COVID-19 infections in the United States are declining, with an average of 100,815 new infections recorded each day, according to an analysis of data from state and local governments as well as data from health officials.

The September employment report is only available ahead of the Fed’s November 2-3 policy meeting. The US central bank indicated last month that it may begin reducing its monthly bond purchases as early as November.

Fed Chairman Jerome Powell told reporters that “it will take a pretty good employment report” for the central bank’s massive bond-buying program to meet the threshold.

Economists expect the criteria to be met in the September report, which also expects the unemployment rate to drop to 5.1% from 5.2% in August.

The prospect of a taper was raised by a move by the US Senate on Thursday to extend the Treasury Department’s lending authorization until December.

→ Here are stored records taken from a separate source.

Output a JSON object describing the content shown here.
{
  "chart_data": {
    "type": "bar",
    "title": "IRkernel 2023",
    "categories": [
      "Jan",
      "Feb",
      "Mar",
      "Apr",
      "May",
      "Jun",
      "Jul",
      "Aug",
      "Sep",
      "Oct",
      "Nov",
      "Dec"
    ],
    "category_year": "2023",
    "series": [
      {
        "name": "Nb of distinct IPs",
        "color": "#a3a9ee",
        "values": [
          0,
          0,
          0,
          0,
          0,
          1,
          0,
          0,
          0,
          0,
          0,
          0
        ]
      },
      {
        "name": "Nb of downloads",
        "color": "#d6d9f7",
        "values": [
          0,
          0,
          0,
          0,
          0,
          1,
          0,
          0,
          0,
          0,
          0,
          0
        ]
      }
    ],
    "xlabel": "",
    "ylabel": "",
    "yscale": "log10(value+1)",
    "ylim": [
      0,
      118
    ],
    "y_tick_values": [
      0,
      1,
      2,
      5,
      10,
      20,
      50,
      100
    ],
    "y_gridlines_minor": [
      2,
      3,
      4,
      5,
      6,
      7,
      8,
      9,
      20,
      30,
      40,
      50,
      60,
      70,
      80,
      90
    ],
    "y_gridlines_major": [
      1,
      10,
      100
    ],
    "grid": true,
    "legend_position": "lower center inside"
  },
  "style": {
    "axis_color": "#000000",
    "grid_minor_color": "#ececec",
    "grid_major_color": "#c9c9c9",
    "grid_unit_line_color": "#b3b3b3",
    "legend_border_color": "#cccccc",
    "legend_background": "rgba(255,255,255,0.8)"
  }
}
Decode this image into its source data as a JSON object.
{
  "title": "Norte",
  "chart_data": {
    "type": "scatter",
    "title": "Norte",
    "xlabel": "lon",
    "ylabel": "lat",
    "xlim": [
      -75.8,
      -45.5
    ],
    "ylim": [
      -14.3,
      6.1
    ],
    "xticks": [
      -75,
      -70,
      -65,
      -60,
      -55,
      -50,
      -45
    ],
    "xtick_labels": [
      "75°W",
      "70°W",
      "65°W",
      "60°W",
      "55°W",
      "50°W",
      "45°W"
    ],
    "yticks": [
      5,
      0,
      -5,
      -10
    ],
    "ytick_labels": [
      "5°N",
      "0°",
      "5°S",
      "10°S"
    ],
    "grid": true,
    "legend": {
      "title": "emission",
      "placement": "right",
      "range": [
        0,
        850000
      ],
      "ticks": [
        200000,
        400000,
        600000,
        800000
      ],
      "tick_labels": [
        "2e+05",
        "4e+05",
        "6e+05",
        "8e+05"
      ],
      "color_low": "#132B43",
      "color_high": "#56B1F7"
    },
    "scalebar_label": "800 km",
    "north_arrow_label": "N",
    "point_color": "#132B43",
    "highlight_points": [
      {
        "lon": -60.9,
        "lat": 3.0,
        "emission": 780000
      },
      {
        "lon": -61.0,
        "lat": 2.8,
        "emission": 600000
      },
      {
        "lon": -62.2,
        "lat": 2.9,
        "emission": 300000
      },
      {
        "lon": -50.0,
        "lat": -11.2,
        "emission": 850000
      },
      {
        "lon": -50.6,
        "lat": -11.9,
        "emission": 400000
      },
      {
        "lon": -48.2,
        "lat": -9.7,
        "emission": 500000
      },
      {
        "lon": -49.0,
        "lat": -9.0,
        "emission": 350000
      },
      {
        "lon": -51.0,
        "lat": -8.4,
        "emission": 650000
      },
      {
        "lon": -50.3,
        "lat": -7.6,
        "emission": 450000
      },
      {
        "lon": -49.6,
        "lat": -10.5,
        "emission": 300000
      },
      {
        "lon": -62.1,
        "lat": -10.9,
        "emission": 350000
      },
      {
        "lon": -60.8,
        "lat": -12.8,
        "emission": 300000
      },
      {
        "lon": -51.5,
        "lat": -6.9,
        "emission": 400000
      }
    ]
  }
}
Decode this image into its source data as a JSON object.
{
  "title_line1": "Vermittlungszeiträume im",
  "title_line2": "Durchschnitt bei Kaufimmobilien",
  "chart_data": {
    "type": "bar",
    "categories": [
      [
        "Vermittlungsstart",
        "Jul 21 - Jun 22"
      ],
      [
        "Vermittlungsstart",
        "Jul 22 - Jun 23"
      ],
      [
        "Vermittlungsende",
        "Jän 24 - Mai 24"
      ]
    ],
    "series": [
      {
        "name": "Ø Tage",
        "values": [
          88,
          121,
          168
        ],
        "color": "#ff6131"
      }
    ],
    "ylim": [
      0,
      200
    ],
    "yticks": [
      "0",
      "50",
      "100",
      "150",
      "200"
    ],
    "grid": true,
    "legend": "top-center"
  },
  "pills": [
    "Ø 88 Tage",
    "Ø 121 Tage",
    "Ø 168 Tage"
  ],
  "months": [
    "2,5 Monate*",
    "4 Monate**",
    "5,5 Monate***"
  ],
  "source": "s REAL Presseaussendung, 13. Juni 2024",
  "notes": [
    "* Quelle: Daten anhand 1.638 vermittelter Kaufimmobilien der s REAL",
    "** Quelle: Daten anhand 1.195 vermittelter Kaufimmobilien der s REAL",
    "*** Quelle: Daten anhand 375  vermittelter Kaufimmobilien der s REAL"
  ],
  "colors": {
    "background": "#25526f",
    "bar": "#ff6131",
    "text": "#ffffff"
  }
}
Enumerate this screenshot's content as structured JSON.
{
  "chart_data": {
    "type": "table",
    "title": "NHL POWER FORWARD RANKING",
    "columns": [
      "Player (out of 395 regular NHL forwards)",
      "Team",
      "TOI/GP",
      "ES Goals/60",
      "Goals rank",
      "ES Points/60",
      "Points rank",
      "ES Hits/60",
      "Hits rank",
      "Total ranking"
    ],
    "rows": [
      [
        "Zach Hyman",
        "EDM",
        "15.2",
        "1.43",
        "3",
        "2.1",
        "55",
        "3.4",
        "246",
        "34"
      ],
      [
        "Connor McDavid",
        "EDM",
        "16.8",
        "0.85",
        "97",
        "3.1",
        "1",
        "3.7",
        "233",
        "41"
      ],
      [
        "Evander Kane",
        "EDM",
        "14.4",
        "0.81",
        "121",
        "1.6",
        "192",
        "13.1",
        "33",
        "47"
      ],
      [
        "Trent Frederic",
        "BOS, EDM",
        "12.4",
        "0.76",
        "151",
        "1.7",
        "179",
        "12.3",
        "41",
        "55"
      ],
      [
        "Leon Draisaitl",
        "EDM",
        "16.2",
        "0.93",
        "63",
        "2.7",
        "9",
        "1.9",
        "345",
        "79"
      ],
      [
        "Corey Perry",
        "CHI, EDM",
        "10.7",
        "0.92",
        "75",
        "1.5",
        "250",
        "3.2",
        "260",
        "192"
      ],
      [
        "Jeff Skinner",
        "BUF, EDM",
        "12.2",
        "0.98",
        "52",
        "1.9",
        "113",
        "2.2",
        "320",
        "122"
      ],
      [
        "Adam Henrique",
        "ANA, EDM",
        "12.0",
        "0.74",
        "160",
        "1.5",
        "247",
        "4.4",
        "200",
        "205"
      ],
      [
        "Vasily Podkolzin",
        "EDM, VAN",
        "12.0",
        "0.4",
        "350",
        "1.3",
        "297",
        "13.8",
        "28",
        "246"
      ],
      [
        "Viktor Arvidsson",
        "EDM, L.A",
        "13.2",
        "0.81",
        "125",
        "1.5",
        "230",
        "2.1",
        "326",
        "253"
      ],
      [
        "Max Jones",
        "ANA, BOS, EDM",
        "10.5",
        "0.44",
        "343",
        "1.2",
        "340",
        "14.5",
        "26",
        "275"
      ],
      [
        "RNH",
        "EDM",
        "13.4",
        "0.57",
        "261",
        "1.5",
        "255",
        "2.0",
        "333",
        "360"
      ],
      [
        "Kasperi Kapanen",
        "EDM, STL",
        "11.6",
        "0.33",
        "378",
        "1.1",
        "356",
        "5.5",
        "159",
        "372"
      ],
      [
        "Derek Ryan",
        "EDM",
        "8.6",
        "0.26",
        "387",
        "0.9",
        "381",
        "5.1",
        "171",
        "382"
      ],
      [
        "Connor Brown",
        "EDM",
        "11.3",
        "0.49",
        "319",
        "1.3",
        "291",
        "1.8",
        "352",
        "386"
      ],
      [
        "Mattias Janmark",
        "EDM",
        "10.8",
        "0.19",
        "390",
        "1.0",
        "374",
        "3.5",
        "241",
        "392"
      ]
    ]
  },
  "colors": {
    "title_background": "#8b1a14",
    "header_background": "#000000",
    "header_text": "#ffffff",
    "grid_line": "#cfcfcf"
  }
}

“Any payroll gains over August’s 235,000 increase would check this particular box for the Fed,” said Lou Crandall, chief economist at Wrightson ICAP in New York.

speed bump

Labor market indicators remained mixed in September. The ADP National Employment Report on Wednesday showed stronger-than-expected growth in private payrolls last month. Between mid-August and mid-September, the number of people on the unemployment list in the state decreased.

But a survey by the conference board last week showed that consumer sentiment about the current labor market situation has softened. While the Institute for Supply Management’s measurement of manufacturing employment rebounded last month, its service industry employment measure slipped.

The economy hit momentum in the third quarter on the back of a summer outbreak of coronavirus cases, a slowdown in the flow of pandemic relief funds from the government and scarce raw materials, which have hit motor vehicle sales.

The Atlanta Fed estimates that GDP growth in the July-September quarter hit a 1.3% annualized rate. The economy grew at 6.7% in the second quarter.

The leisure and hospitality sector led the anticipated pick in hiring last month, reflecting a rebound in payrolls at restaurants and bars, which fell by 42,000 jobs in August. A rebound in hiring is expected as businesses prepare for the holiday season.

Manufacturing employment probably slowed, potentially hampered by a lack of inputs, particularly semiconductors. General Motors (GM.N) and Ford Motor Company (FN) in September announced production cuts at some plants as they manage their chip supplies.

Government payrolls likely as schools fully reopen for in-person learning. There is cautious optimism that a return to classes has increased the share of women in the labor force.

Economists may also be looking at the proportion of the working age population in the labor force for signs of whether the labor shortage was beginning to shrink.

Federal government-funded benefits ended in early September, affecting more than 6 million people. Expanded Benefits, which offered unemployment checks to people who didn’t qualify for regular state jobless benefits, were blamed by businesses and Republicans for the labor shortage.

There were a record 10.9 million job opportunities by the end of July. But it appears that many unemployed have accumulated some money from the government, and hence they are in no hurry to start looking for a job.

Labor force participation rates, or the proportion of working-age Americans who have a job or are looking for one, have barely moved, even as nearly 25 states led by Republican governors expanded this summer. benefits have been exhausted.

Some economists say a significant portion of those out of the labor force have retired, thanks to a strong stock market and record house price gains, boosting household wealth. Self-employment has also increased.

“The current labor shortage will compound this decline significantly, especially after the end of federal benefits programs in September, but we will still expect a million for early retirees and other labor force exits at the end of 2022. Let’s anticipate more hits than that,” he said. Joseph Briggs, an economist at Goldman Sachs in New York.